Windschuttle claims that Tasmania was one of the most benign settlements ever made by the British Empire, coming at a time when slavery had been outlawed, and the dignity and equality of each human being was strongly adhered to by both the humanists and the missionaries. Aboriginal resistance in Tasmania, he says, was mainly the result of criminal activities of a couple of aboriginal outlaws, one from N.S.W. and the other brought up from infancy in a white household. Rather than guerrilla warriors, both were bushrangers living by plundering outlying farms, and their example was eventually followed by the remnants of the tribal Aborigines. He is succinct, clear and maintains an integrity and authenticity with a penetrating intelligence that reminds me of Tom Wolfe. 

Grimshaw attacks the man. She mouths the words Keith Windschuttle slowly and jeeringly. I am reminded of the games that we played in the debating society at secondary school. She begins with various definitions of the ‘craft’ of a historian. Grimshaw instructs us that it is the job of historians to interpret the ‘silences’ in history, and that ‘post-modernism’ requires a much greater interpretive role for the historian. She refers to ‘British Imperialism’ and ‘the invasion’ where there were no treaties signed and no compensation paid.

She mocks Windschuttle for publishing in right wing Quadrant magazine and asks how he could even consider the word of ‘humanitarians and missionaries’ when interpreting aboriginal history.

Grimshaw claims that Windschuttle has completely ignored aboriginal resistance, and then refers to the Maori experience in her homeland of New Zealand. She makes an aggressive, and largely irrelevant, argument defending the genocidal undercurrents presented by both Lyndall Ryan and Henry Reynolds.

The half-hour of questions that followed revealed a disturbed and angry audience. They fired emotional and incoherent questions at Windschuttle with what could only be described as venom. Gary Foley, ex-aboriginal activist, asked Windschuttle if it were true he had been paid $200 to give this lecture. I am bamboozled by this question. As it turned out he got his airfare and a normal lecture fee of about one hundred dollars.
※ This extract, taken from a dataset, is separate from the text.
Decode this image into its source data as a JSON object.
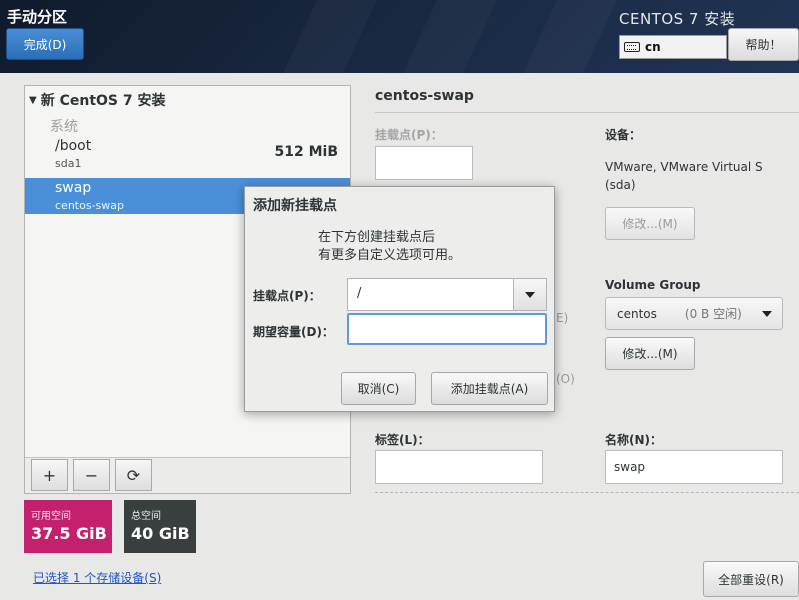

I wonder what Foley thinks of Geoff Clark (ATSIC Chairman) taking his wife to Ireland at an expense of over thirty thousand dollars to the taxpayer to attend a conference of fifty people, or indeed the affluent, privileged, middle class existence he himself has enjoyed over the past twenty years or so?

Windschuttle handled all the questions easily, even the angry woman who shouted out from the gods that we were all invaders who had destroyed the Garden of Eden. He was composed and compassionate, though direct and scholarly in replying to the fast disappearing patience of the comrades.

Ian Syson, ex-editor of the Left’s Overland magazine remained leaning on the doorway silently glaring. In the previous Saturday’s Age he had published a short article in the ‘Chapter and Verse’ section, berating the National Library of Australia for displaying Windschuttle’s book in a prominent position because it was ‘self published’. Yet he showed no concern about the false displays depicting highly disputed massacres of aboriginal people by white people remaining in the National Museum of Australia. Syson remained silent for the entire debate and left early.

At the end Keith Windschuttle was left alone on the stage, as the party faithful filed out of this old hall, bloodless and with an air of disgust. Though I admire and respect those who fight for the underdog and a ‘fair go’, I fear there are elements in power in left wing circles who are willing to fill ‘the silences’ in history with fabrication and lies.

I am pleased that our history in settling and helping bring this nation into being, along with the aboriginal people, has clearly been more compassionate and even considered, than has been told. I call on Professor Lyndall Ryan [this was written in 2003] to come clean and face the music. Tell us once and for all whether Keith Windschuttle has got it right. After twelve months to consider his thesis, she has a responsibility to tell us the truth.